Traffic clogs the four-way stop at the intersection of 55th Street South and Meridian at the beginning and end of the Campus High school day.
Now, Sedgwick County is partnering with the Haysville school district to address congestion by installing turn lanes into the school parking lot and a traffic light at the intersection. The addition of sidewalks on the north side of 55th Street means students will no longer have to walk alongside the road.
The project will cost roughly $1.16 million, with the county and district splitting the cost of the turn lanes and the county picking up the tab for the sidewalks and traffic light.
Construction will cost the county $678,526 and the district $478,527, said Sedgwick County Commissioner Michael O’Donnell.
“The turn lanes and everything have the value for the school district,” O’Donnell said. “The intersection with the new traffic signals — that is a big benefit not only to the school district, but to everyone who lives in Haysville and travels that part of south Meridian, so that’s why the county is eating that cost.”
In the last four years, there have been about 15 accidents around the high school — most of them minor, O’Donnell said.
“We just want to keep kids safe coming and going from school,” said Clint Schutte, Haysville schools assistant superintendent for business and finance, who collaborated with O’Donnell to make the partnership happen.
The district asked the county to conduct a traffic study of the area to see if a light at the intersection was warranted. The results surprised them, Schutte said.
“It really wasn’t at the intersection,” he said. “The majority of accidents had to do with someone turning in or turning out of our property, and so we looked at safety solutions.”
Turn lanes seemed to be the best option for preventing accidents.
A traffic light at the intersection may not be absolutely necessary now, but O’Donnell said that based on growth patterns, it will likely be justified within the next five years. He said it makes financial sense to roll the turn lanes, traffic light and the sidewalk into one project.
“It saves the taxpayer an awful lot of money when we do everything at one time,” O’Donnell said.

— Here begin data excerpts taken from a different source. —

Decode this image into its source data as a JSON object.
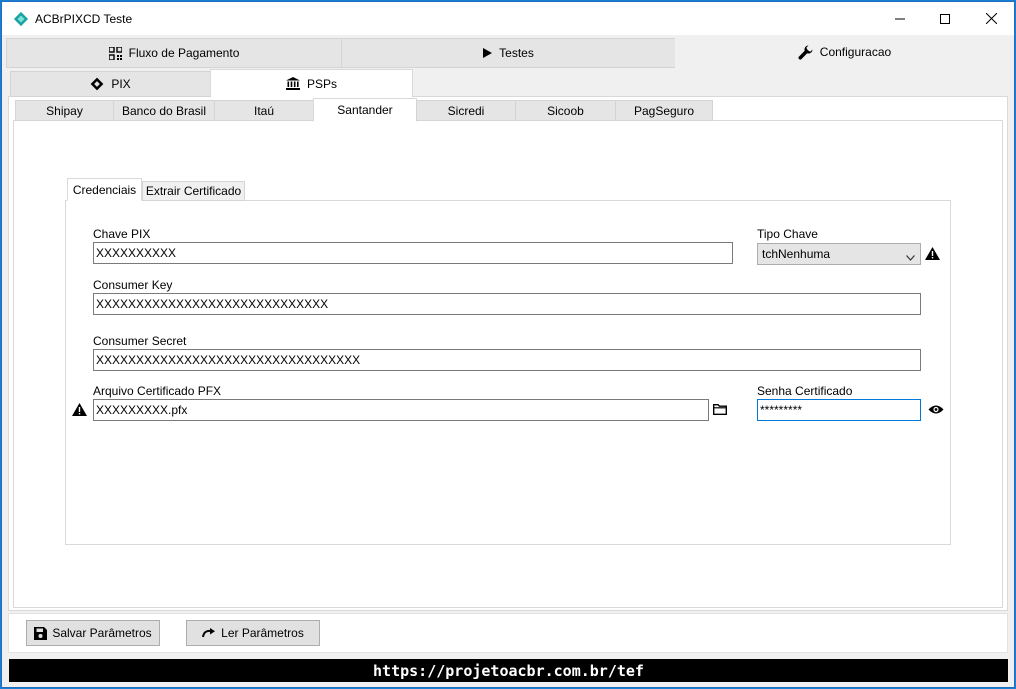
{
  "window": {
    "title": "ACBrPIXCD Teste",
    "icon": "acbr-diamond-icon",
    "accent": "#1aa3a3"
  },
  "main_tabs": [
    {
      "label": "Fluxo de Pagamento",
      "icon": "qrcode-icon"
    },
    {
      "label": "Testes",
      "icon": "play-icon"
    },
    {
      "label": "Configuracao",
      "icon": "wrench-icon",
      "active": true
    }
  ],
  "config_tabs": [
    {
      "label": "PIX",
      "icon": "pix-icon"
    },
    {
      "label": "PSPs",
      "icon": "bank-icon",
      "active": true
    }
  ],
  "psp_tabs": [
    "Shipay",
    "Banco do Brasil",
    "Itaú",
    "Santander",
    "Sicredi",
    "Sicoob",
    "PagSeguro"
  ],
  "psp_active": "Santander",
  "inner_tabs": [
    "Credenciais",
    "Extrair Certificado"
  ],
  "form": {
    "chave_pix_label": "Chave PIX",
    "chave_pix_value": "XXXXXXXXXX",
    "tipo_chave_label": "Tipo Chave",
    "tipo_chave_value": "tchNenhuma",
    "consumer_key_label": "Consumer Key",
    "consumer_key_value": "XXXXXXXXXXXXXXXXXXXXXXXXXXXXX",
    "consumer_secret_label": "Consumer Secret",
    "consumer_secret_value": "XXXXXXXXXXXXXXXXXXXXXXXXXXXXXXXXX",
    "arquivo_label": "Arquivo Certificado PFX",
    "arquivo_value": "XXXXXXXXX.pfx",
    "senha_label": "Senha Certificado",
    "senha_value": "*********"
  },
  "buttons": {
    "salvar": "Salvar Parâmetros",
    "ler": "Ler Parâmetros"
  },
  "footer_link": "https://projetoacbr.com.br/tef"
}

“What we’ve seen historically is government will do a road project that makes sense for today instead of a road project that makes sense for the next decade. This is a project that will make sense for a very long time.”
A petition for the project went before the Haysville school board in May 2018.

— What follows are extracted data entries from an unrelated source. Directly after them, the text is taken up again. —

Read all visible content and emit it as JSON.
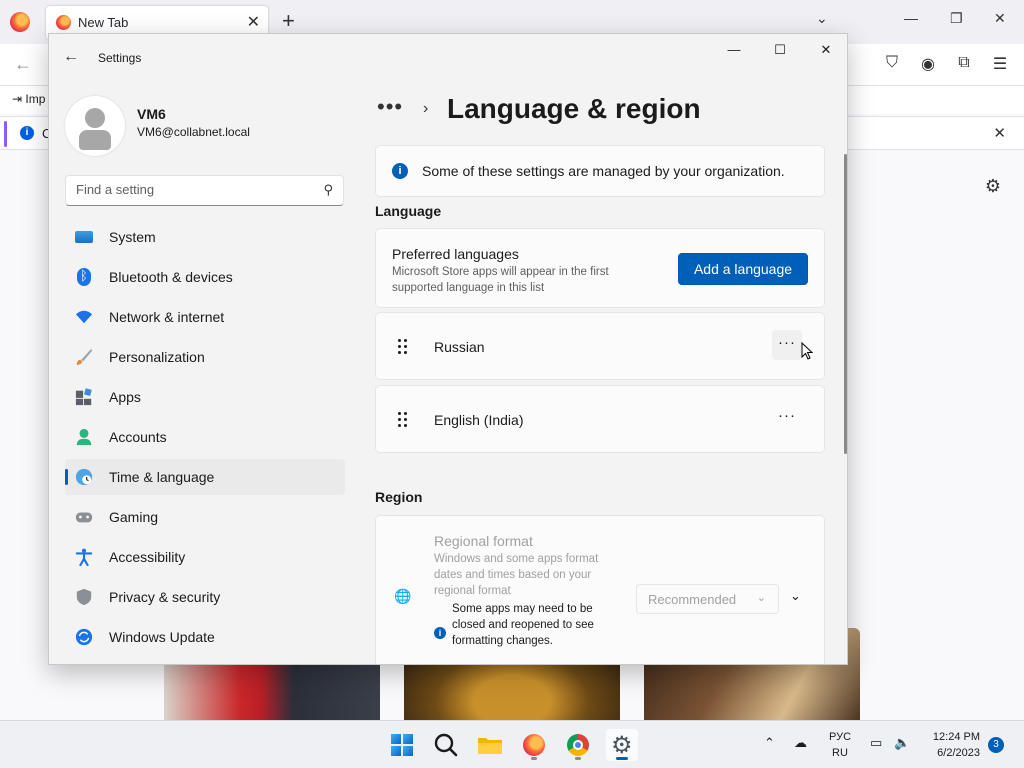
{
  "browser": {
    "tab_title": "New Tab",
    "tab_close": "✕",
    "new_tab": "+",
    "import_text": "Imp",
    "infobar_text": "C"
  },
  "settings": {
    "app_title": "Settings",
    "profile": {
      "name": "VM6",
      "email": "VM6@collabnet.local"
    },
    "search": {
      "placeholder": "Find a setting"
    },
    "nav": [
      {
        "label": "System",
        "icon": "display-icon"
      },
      {
        "label": "Bluetooth & devices",
        "icon": "bluetooth-icon"
      },
      {
        "label": "Network & internet",
        "icon": "wifi-icon"
      },
      {
        "label": "Personalization",
        "icon": "brush-icon"
      },
      {
        "label": "Apps",
        "icon": "apps-icon"
      },
      {
        "label": "Accounts",
        "icon": "person-icon"
      },
      {
        "label": "Time & language",
        "icon": "globe-clock-icon",
        "active": true
      },
      {
        "label": "Gaming",
        "icon": "gamepad-icon"
      },
      {
        "label": "Accessibility",
        "icon": "accessibility-icon"
      },
      {
        "label": "Privacy & security",
        "icon": "shield-icon"
      },
      {
        "label": "Windows Update",
        "icon": "update-icon"
      }
    ],
    "breadcrumb": {
      "dots": "•••",
      "chevron": "›"
    },
    "page_title": "Language & region",
    "notice": "Some of these settings are managed by your organization.",
    "language_section": {
      "heading": "Language",
      "preferred_title": "Preferred languages",
      "preferred_desc": "Microsoft Store apps will appear in the first supported language in this list",
      "add_button": "Add a language",
      "languages": [
        "Russian",
        "English (India)"
      ],
      "more_label": "···"
    },
    "region_section": {
      "heading": "Region",
      "format_title": "Regional format",
      "format_desc": "Windows and some apps format dates and times based on your regional format",
      "format_note": "Some apps may need to be closed and reopened to see formatting changes.",
      "format_value": "Recommended"
    }
  },
  "taskbar": {
    "lang_top": "РУС",
    "lang_bottom": "RU",
    "time": "12:24 PM",
    "date": "6/2/2023",
    "notifications": "3"
  },
  "colors": {
    "accent": "#005fb8",
    "firefox_purple": "#9059ff"
  }
}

“There was concern because the board really feels they should not have to pick up the cost of what should belong to another municipality,” Schutte said of the road work. “However, they also looked at the county’s budget and where they were with projects, and that if we didn’t get on board, it could take longer.
“The board just didn’t want to expose our kids to that safety concern for longer.”
The project hasn’t yet gone up for bid, but construction is set to start May 1, 2020. Schutte said he hopes it will be completed by the time the school year starts.
He said the partnership between the district and the county is a victory for community safety.
“It really was a good example of multiple jurisdictions looking at a safety concern for the whole community and then doing what they felt was best to ensure that everybody tried to stay safe.”